22.01.2015
Verantwortungsvolles Forschen
Philipps-Universität gibt sich Regeln für den Umgang mit Forschungsfreiheit und Forschungsrisiken
Die im Dezember 2014 vom Senat der Philipps-Universität Marburg beschlossenen „Grundsätze und Verfahrensregeln für den verantwortungsvollen Umgang mit Forschungsfreiheit und Forschungsrisiken“ sind am 21. Januar offiziell in Kraft getreten. Die Universität reagiert mit diesem Regelwerk auf die spürbare Verunsicherung, die die zunehmende Komplexität der Forschungsfragen und -methoden sowie das Wachstum an Drittmittelforschung in der Öffentlichkeit hervorrufen. Sie greift damit in einem umfassenden Sinne auch die Forderungen Studierender auf, die Forschung auf ausschließlich friedliche und zivile Zwecke eingrenzen wollten.
In einem intensiven Diskussionsprozess hat sich die Universität darauf verständigt, dass Forschungsverbote, die der grundgesetzlich gebotenen Forschungsfreiheit zuwiderlaufen, kein geeignetes Mittel sind, die Reflexion über die notwendige Balance von Freiheit und Verantwortung auf allen Ebenen der Universität zu stärken. Die Reichweite der „Grundsätze“ erstreckt sich daher vom Studium bis hin zur international avancierten Spitzenforschung, indem Fragen der Forschungsethik in der Ausbildung etabliert und Entscheidungshilfen im Forschungsprozess bereitgestellt werden. Antrieb für die mehrere Monate dauernde Debatte, die der Verabschiedung vorausging, war auch die Auseinandersetzung mit der doppelten Verwendungsmöglichkeit von Forschungsergebnissen zu nützlichen wie zu schädlichen Zwecken (sog. Dual-Use-Problematik). Die Philipps-Universität stellt sich mit den neuen Regelungen der Herausforderung, den schmalen Grat zwischen der aus guten Gründen gewährten Forschungsfreiheit und möglichen Beschränkungen von Forschung zu beschreiten. Dies betrifft vor allem jene wenigen Fälle, in denen Forschungsergebnisse ohne aufwendige Umsetzungs- und Anwendungsprozesse zu spezifischen Gefahren oder großen Schäden führen können (Dual Use of Concern – DURC). Mit der entschiedenen Empfehlung, dass Forschungsergebnisse in der Regel zu veröffentlichen sind, bekennt sich die Universität zum freien Informationsaustausch, der Transparenz erzeugt, der Kontrolle und der Qualitätssicherung von Forschung dient und einen wesentlichen Faktor für die Verbreitung und Generierung neuer wissenschaftlicher Erkenntnisse darstellt.

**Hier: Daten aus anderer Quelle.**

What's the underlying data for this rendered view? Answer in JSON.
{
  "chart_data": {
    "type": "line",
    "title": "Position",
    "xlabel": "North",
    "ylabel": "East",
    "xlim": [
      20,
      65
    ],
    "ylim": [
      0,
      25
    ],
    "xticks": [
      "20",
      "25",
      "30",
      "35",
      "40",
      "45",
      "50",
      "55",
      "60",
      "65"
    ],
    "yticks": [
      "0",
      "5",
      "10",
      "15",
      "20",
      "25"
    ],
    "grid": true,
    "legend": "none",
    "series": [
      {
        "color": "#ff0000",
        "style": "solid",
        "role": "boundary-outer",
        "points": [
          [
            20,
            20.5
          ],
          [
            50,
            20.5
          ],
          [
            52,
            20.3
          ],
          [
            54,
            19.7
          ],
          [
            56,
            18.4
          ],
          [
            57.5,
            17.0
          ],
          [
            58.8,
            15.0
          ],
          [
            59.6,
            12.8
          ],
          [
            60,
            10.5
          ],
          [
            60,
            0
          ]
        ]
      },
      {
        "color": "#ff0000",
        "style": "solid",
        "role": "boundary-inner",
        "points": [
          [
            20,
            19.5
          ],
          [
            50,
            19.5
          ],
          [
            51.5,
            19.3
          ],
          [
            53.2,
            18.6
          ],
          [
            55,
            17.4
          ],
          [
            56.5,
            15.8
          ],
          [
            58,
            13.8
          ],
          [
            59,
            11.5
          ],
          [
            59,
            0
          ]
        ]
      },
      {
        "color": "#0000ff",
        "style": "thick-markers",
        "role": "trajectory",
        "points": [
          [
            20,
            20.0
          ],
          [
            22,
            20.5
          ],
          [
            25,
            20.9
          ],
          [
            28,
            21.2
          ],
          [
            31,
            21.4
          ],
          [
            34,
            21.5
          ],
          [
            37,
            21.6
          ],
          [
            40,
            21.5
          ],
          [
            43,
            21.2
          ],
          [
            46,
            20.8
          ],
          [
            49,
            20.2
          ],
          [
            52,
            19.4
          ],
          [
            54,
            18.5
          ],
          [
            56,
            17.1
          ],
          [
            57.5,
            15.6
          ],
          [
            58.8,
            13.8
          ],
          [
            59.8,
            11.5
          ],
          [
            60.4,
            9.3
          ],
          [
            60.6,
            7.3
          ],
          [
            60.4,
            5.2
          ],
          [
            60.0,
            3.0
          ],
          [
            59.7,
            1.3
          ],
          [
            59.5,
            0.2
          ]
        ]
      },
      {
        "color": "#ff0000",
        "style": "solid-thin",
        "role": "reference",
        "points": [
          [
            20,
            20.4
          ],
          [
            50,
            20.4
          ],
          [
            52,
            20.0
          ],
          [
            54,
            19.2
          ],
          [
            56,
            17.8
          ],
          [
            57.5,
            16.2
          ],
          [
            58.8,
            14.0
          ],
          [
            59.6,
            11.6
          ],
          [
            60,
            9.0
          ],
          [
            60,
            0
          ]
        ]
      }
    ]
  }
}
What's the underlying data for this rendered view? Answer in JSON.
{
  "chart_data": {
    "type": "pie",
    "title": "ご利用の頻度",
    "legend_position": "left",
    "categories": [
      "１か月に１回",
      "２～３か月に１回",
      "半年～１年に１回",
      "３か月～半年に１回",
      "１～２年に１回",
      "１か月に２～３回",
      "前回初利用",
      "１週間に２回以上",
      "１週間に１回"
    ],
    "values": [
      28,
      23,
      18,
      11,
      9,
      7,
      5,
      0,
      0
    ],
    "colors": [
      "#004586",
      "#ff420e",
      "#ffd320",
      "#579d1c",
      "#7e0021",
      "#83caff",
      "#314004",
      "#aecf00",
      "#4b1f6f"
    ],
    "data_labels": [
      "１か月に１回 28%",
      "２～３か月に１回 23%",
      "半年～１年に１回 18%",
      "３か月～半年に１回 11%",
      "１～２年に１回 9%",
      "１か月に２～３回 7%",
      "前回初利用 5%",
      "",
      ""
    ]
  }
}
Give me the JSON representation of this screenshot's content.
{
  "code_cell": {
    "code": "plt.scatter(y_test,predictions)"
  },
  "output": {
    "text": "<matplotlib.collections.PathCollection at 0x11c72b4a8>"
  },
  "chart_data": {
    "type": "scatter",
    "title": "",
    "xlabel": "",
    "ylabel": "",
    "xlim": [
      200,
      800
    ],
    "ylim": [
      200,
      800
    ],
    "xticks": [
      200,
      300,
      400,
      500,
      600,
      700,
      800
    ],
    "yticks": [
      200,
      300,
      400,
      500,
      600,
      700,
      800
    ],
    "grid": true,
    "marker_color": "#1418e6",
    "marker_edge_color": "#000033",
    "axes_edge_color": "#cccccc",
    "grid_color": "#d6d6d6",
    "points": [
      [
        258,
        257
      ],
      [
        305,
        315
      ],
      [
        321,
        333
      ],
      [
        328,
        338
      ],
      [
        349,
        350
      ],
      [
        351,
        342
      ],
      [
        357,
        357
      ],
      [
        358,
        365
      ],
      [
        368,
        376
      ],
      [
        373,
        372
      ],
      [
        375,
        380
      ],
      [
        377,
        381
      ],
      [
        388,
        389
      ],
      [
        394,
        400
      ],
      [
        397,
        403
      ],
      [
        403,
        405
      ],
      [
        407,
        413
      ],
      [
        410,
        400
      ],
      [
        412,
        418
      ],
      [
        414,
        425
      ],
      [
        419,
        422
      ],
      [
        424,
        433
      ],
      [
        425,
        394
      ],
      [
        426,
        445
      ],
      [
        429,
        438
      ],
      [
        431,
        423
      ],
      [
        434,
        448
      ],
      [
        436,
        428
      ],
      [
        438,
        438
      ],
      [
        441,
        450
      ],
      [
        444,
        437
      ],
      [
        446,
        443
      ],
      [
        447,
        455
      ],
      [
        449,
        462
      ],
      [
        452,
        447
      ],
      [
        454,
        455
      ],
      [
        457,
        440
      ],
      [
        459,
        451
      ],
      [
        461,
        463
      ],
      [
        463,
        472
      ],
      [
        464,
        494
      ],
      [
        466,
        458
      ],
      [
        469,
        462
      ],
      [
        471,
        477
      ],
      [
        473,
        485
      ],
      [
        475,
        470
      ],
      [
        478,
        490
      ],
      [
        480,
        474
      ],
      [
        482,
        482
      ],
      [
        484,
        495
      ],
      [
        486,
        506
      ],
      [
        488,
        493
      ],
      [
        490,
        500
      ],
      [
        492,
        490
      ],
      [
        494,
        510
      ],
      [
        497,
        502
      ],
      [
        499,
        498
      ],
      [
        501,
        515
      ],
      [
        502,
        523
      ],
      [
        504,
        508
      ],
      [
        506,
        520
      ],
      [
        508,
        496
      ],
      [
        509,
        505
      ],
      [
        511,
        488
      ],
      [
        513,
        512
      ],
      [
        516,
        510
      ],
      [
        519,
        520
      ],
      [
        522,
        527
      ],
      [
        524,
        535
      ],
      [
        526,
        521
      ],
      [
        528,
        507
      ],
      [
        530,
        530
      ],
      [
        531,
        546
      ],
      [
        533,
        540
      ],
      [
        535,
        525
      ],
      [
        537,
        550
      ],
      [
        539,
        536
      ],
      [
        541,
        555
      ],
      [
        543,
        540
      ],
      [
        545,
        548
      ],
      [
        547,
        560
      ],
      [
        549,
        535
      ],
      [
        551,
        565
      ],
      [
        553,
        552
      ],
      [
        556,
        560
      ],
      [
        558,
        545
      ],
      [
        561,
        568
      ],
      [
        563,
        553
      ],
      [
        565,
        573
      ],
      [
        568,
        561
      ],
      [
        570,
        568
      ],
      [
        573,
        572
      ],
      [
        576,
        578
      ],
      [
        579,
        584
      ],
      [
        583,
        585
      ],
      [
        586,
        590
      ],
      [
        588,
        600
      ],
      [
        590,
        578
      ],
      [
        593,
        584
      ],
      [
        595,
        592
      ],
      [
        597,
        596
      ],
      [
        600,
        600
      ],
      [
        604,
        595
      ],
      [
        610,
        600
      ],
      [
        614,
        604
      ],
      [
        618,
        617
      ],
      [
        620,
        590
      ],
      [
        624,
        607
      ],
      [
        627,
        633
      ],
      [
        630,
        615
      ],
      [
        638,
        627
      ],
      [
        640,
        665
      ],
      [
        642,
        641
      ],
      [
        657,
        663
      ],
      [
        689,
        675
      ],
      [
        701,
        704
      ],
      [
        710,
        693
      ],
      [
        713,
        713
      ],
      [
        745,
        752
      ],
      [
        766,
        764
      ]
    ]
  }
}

Marburger Wissenschaftler werden bei ihren Entscheidungen mit verschiedenen Instrumenten unterstützt. Im Mittelpunkt steht dabei die Einrichtung einer hochschulinternen Kommission „Forschung und Verantwortung“. Deren Aufgabe ist es, die Universitätsmitglieder und ihre Organe in ethischen Zweifelsfragen und bei der Risikominimierung zu beraten, bei Meinungsverschiedenheiten zu vermitteln und Empfehlungen für die Durchführung von Forschungsprojekten zu geben. Die Kommission soll auch den interdisziplinären Diskurs insbesondere bei neuen und ethisch sensiblen Forschungsgebieten anregen. Alle Forscher können sich an die Kommission wenden, um prüfen zu lassen, ob ein Vorhaben den neuen „Grundsätzen und Verfahrensregeln“ der Universität entspricht. Wenn Wissenschaftler absehen können, dass ihre Forschung Risiken birgt, sind sie aufgefordert, diese zusammen mit den Maßnahmen zur Risikominimierung und einer Nutzenabwägung zu dokumentieren und die Kommission darüber zu informieren. Bei Forschung mit Drittmitteln prüft zunächst das Dekanat, ob potenzielle Risiken im Fachbereichsrat zu erörtern sind. Auch hier ist die Kommission zu informieren und kann zur Beratung angerufen werden.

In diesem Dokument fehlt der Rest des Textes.